The WRC may find that the complaint was or was not well founded. Where the complaint is well founded, the WRC may award compensation (not exceeding four weeks’ remuneration) and, where necessary, direct the employer to return a decision or provide the grounds of refusal within four weeks. The decision of the WRC may be appealed to the Labour Court.
Code of Practice
The Bill provides that the Minister for Enterprise, Trade and Employment may require the WRC to prepare a Code of Practice on the right to request remote working. The main purpose of the Code would be to provide guidance to employers, employees and their representatives on the general principles which apply in the operation of the statutory right to request remote working, to aid with the implementation of the new legislation, and to advise on the likely features of remote working policy documents. The Explanatory Memorandum makes clear that the WRC may itself decide to prepare such a Code.
Minimum level of protection
The Explanatory Memorandum also explicitly states: “The intention is that the Right to Request Remote Working Act will provide a floor level of protection to all employees and that existing features of arrangements that render remote working requests impossible will be rendered null and void. However, it is not intended that existing more favourable remote or flexible working arrangements will be undermined by this legislation.”

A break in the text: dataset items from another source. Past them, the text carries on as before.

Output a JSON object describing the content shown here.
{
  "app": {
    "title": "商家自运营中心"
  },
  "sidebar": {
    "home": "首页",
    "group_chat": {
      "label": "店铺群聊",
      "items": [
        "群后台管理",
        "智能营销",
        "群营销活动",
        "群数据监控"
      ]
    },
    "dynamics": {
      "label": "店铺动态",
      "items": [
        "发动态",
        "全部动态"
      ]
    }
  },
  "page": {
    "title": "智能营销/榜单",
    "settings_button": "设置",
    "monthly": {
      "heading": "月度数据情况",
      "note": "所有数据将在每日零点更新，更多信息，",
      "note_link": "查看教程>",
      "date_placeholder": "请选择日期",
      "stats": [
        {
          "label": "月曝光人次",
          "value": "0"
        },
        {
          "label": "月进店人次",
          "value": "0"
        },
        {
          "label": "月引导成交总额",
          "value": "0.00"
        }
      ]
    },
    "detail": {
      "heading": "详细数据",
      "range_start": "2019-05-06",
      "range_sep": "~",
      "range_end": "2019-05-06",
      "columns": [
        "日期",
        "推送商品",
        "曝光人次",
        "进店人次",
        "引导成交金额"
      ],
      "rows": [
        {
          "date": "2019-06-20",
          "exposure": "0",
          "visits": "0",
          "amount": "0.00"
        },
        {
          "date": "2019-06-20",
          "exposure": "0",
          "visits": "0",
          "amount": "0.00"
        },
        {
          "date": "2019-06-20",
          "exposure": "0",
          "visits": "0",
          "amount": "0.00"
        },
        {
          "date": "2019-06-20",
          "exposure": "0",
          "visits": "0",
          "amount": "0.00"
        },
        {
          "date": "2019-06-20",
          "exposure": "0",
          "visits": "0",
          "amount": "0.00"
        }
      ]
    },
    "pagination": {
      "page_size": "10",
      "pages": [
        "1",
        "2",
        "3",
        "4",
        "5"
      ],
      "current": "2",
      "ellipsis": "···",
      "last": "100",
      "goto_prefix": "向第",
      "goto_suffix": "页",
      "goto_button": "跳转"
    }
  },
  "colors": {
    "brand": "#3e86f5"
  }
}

We recommend that all employers put in place a remote working policy. If you already have a remote working policy in place, we recommend that you review the policy in light of the requirements which will be introduced by this legislation. While the General Scheme provides a very good indication of the parameters of the Bill, there may yet be some important changes to the scheme before it becomes law. Therefore, you should consider keeping your policy under review over the coming months.